Does the $100 benefit Family or Fidel?

Ileana Ros Lehtinen (IRL), the Congresswoman from Coral Gables has a litany of worn out phrases that she spits out like a copy machine gone haywire whenever any kind of ‘negative’ information comes out of Cuba. Most of them are verbose and designed to please her own ears.


            However one verbal grenade that IRL likes to toss repeatedly is ‘reducing the amount of remittances that can be sent to Cuba’, as payback for anything and everything the Cubans do. During the administration of President George W. Bush the amount that Cuban-Americans could send back to family in Cuba was reduced and limited to $300 per quarter. Certainly this pleased IRL because she has long shown a disdain for the Cuban people who refused to rise up against Castro in order that the Batistani’s might go back and take over the country. IRL’s constant refrain is ‘this money is propping up Castro and his family.’


Unfortunately that refrain has taken hold with some of the naive members of Congress who have been hoodwinked by IRL and the Diaz Balart duo through the year.  So let’s take a look at this claim. First of all the Cuban government has been propped up for quite some time by Venezuela and China. Chinese container ships and Venezuelan tankers bring consumer goods and fuel to the country in a steady stream with ships arriving almost daily. So the ‘regime’ is not exactly destitute, despite the claims of a woman who has never been in the country since she was a young child.


And so what is the truth about the family remittances? Fortunately for the Cuban people President Obama in 2009 lifted all limits on family remittances, a move that thrilled Cubans and Cuban-American families in the US but no doubt had IRL spitting nails. “How dare President Obama do this,” she probably asked. “Those people down there need to be punished for not rising up against Fidel. All these octogenarian Cuban dinosaurs here in Miami have dreamed of going back and restoring Cuba to its Batista glory, and those people never rose up against Fidel. They don’t deserve money; they don’t deserve to eat pork or chicken. Let them eat Castro’s rice and beans!”
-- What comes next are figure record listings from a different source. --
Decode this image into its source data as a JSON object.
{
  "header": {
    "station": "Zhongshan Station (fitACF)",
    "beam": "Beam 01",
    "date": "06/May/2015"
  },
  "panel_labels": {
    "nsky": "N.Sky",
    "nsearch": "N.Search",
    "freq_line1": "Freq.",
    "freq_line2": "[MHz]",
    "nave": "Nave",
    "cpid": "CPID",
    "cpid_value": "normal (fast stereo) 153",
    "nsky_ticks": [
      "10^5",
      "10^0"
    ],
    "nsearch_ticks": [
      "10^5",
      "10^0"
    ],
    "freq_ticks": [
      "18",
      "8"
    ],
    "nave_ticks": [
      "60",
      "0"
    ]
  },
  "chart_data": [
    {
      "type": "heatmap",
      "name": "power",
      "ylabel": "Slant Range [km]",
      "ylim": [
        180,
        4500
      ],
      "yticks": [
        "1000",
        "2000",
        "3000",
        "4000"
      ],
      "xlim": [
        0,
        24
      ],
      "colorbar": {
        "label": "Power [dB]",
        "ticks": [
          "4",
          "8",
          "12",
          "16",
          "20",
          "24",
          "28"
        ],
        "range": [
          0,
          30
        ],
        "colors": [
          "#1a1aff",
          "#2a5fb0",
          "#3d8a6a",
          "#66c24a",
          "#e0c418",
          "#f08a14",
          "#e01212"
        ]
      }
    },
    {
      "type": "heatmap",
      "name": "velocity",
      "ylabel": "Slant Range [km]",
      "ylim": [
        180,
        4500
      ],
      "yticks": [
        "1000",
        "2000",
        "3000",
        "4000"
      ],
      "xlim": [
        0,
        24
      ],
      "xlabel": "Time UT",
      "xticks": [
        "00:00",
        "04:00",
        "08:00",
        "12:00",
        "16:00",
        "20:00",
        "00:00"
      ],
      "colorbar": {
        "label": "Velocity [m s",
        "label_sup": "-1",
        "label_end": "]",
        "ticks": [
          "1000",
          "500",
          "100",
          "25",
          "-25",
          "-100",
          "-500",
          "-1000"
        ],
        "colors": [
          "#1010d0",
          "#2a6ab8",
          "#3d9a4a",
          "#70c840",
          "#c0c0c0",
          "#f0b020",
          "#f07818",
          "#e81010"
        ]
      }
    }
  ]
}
And that is the route that many remittances take. The recipients go to the government store to buy pork and chicken and other ‘luxury’ food items. I’ve given cash gifts to close friends in Cuba and that is exactly where the money goes, to buy food for their family.  Does the government realize a profit from these sales? Of course, but even if it’s as high as 20% that is a secondary realization.


The primary realization is that this family has $100 worth of food products in their freezer and refrigerator. In IRL’s world that is a bad thing because she despises the people of her homeland. But you can bet that Jesus is pleased that the Cuban people have been given the opportunity to enjoy some of the bounties of life courtesy of their US families. And contrary to statements by other Cuban-American politicians, the Cuban government does not take a percentage ‘off the top’ on remittances.  The Cuban nationals receive every penny, of course converted to CUCs.


Some of these remittances also go to the new entrepreneurs in Cuba who are starting up small businesses. The same facts apply: the entrepreneur has the full value of the money to purchase goods and services from other entrepreneurs or from state stores. If some of it goes as profit to the government, well the money has served the greater good – the needs of the entrepreneur.


A parallel to the remittances can be drawn with money that goes to IRL’s campaign. Consider than in the 2011 – 2012 election cycle the University of Miami donated $10,450 to Ileana Ros Lehtinen’s campaign. Are there students at The U who work hard for their tuition money and who find Ileana Ros Lehtinen an absolutely loathsome and despicable woman. Do you think they are happy with their tuition money going to support her agenda? In that respect, Ileana Ros Lehtinen and Fidel Castro are like two peas in a pod.